Circa JULY/AUGUST 1986 - by Nick Stewart



During the early '70s I was something of a fan of Brian Eno's. He had come to represent one of the more acceptable faces of rock music in an otherwise predominantly ego-obsessed macho/sexist and increasingly corporate dominated business. His early 'musical' embellishments for the band Roxy Music and his first few solo albums created an image of an intelligent and highly articulate artist, as much an inventor as a musician. Later on the albums became some what more mannered, increasingly emphasising a kind of languorous passivity that seemed to parallel his burgeoning wealth and fame. A familiar pattern you might say, and one that finds not a few reflections in the visual art world. I remained interested though increasingly sceptical, hoping that some modicum of passion would manifest itself in his somewhat monotonous output. Certainly, on albums such as On Land, the refinement of his musical 'scores' - they always seemed 'filmic' to me - was at times exquisite. In general, though, they increasingly became something like a rich, sugary cream, alright in small doses but nauseating if indulged in at length.

My initial feeling on hearing of his burgeoning career in the visual arts through video installation work was of curiosity as to how he would apply his 'strategies' to this medium. Five or so years later and the fruits of his labours could be seen at The Douglas Hyde gallery in Dublin during June. Like ghostly presences hovering in the darkened, cavernous space of the gallery were a number of video 'paintings' enveloped in an aural 'eiderdown' of ambient sound.

Eno describes these works as 'video paintings' because they, unlike much video art, utilise the ability of a television set to create light rather than images. In each piece a television set was hidden behind a kind of perspex 'fish tank'-like structure with various abstract patterns delineated within it by pieces of coloured (?) perspex. Each video has a subtle, constantly shifting pattern of light playing on it that, in conjunction with the perspex 'fish tanks', created shifting patterns of colour and form.

Initially, these looked like designer 'quotes' from the works of Paul Klee and Wassily Kadinsky translated into video and embellished with mood-enhancing 'music'. Given some time, however, they began to develop their own integrity. Each of the four works had its own moody 'aura' generating a wide range of feelings and associations; an old church and a futuristic film set simultaneously came to mind. Subtle, almost imperceptible changes in sound and light (form remained constant) created different moods and stimulated new associations: hot deserts, cities, space flight...

One piece in particular strongly evoked Paul Klee's paintings except that with Eno's work the colours, which had an ethereal, opalescent quality, constantly changed with a subtle, pulse-like rhythm.
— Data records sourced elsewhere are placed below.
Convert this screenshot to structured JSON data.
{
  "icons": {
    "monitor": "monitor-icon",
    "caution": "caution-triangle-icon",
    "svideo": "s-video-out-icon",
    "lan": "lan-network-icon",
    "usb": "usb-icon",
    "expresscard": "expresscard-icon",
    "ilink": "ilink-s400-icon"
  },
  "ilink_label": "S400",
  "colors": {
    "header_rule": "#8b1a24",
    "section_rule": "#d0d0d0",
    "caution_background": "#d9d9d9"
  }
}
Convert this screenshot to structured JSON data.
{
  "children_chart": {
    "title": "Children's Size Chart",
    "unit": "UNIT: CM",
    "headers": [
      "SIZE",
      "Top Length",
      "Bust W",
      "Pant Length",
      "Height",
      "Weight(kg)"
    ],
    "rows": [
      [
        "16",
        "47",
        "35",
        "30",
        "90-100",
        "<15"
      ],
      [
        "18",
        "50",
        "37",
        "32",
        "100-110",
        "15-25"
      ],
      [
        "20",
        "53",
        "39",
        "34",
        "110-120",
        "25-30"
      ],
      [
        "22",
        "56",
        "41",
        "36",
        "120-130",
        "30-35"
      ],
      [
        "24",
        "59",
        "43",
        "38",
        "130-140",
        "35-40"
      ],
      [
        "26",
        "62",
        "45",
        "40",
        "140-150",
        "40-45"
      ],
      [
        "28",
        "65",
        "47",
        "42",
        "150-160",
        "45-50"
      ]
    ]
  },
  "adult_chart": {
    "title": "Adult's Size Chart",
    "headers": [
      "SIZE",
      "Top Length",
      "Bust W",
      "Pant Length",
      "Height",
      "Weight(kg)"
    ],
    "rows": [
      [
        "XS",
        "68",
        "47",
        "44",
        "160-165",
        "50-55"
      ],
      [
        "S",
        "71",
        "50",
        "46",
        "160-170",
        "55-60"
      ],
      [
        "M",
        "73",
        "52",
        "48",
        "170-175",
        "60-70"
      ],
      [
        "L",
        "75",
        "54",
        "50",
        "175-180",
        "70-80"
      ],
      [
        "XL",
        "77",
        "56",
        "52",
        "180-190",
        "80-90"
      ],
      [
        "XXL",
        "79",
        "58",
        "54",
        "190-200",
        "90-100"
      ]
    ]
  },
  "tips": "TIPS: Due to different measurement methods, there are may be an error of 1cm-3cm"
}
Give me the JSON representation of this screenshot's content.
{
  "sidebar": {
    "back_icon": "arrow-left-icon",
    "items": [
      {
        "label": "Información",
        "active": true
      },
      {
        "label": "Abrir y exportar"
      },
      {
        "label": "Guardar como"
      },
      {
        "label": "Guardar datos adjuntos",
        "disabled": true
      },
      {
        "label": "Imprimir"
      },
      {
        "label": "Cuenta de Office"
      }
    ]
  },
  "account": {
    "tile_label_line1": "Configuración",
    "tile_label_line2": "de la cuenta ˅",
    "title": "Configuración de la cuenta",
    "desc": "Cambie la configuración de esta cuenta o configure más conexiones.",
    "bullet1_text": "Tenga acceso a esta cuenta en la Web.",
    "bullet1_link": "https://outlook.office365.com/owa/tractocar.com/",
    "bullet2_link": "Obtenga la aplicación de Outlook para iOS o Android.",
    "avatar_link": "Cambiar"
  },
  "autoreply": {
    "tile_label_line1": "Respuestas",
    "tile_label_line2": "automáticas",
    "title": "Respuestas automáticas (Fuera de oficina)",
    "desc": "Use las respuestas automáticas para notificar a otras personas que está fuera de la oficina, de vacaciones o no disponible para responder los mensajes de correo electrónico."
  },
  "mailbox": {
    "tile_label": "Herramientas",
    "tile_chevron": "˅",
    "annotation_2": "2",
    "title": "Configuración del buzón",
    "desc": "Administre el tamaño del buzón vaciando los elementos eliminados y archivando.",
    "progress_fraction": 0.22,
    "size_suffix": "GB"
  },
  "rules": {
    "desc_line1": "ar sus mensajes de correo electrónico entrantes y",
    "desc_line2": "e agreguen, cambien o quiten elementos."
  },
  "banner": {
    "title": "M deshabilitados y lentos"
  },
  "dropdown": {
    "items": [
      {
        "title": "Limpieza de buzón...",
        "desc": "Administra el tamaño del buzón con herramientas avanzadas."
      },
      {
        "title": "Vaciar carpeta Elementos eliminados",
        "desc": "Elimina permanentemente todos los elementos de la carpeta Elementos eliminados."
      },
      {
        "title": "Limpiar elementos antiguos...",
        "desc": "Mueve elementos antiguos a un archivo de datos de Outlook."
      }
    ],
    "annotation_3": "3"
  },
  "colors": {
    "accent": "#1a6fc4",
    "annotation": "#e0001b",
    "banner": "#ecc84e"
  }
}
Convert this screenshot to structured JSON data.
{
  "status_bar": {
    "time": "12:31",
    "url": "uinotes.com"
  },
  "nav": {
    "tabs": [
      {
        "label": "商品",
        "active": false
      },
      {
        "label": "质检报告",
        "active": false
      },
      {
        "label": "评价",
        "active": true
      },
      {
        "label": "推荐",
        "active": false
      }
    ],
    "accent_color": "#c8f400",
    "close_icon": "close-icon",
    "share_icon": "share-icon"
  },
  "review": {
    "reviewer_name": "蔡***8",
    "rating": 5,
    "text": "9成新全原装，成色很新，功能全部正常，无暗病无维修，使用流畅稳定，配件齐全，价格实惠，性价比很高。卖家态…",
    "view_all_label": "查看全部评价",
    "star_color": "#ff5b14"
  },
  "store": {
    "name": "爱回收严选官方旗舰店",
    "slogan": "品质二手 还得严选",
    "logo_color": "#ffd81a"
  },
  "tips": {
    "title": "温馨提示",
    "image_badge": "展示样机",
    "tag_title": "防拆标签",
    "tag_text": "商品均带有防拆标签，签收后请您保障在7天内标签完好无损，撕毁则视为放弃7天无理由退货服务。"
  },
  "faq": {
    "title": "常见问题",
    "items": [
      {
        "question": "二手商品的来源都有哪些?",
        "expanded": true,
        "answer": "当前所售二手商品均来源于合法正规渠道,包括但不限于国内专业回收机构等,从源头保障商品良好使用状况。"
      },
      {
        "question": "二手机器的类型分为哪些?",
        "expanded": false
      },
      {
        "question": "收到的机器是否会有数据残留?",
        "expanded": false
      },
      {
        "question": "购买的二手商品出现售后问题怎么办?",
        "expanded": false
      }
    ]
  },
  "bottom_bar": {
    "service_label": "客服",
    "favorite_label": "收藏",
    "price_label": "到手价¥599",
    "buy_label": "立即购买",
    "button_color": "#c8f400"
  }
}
Certain reviewers have remarked that the work has a contemplative quality and Eno himself does not refute this description. But contemplation is, if my understanding of the word is correct, concerned with a much more rigorous and concentrated frame of mind than that induced by the works. With Place No. 13 you disengaged from the daily routine and shifted into a kind of playful reverie of reminiscence and unfocused 'speculation'. If anything, this state was the exact opposite of contemplative. To be fair to Eno, this observation could be applied to many other exhibitions of contemporary art, film, music and so on, but I feel that it is a point worth making as I increasingly think that what people do in art galleries has absolutely nothing to do with contemplation in any real sense of the word.

Another claim made for this work is that it is breaking new ground for video-art. This may well be so... on a purely formalistic level ("I think that this is the first time that television has been used specifically as a radiant light source"). However, it could also be seen as the same old modernist story of the castle of abstraction built on the sands of intellectual theory. The problem, I think, is with Eno's almost over-developed capacity to create theoretical 'models' and strategies to legitimise his various activities. Now, Eno's work both in music and in videos is technically innovative, formally it is beautifully 'orchestrated' and overall it is imbued with a delicate 'structure' of constantly shifting moods and, as I said, Eno has no problem when it comes to explaining and legitimising his work. Nevertheless I am suspicious that the appeal of the technological fantasies and aural abstractions has more to do with the dream of a particular lifestyle than with anything related to the manner in which people perceive actual reality... There is a langorous aura around the work that has something of the feel of a glossy advertisement set in a glamorous Manhattan apartment and I find it not a little coincidental that more and more television 'ads' are using Eno-type soundtracks to seduce the viewer into the particular advertiser's fantasy world.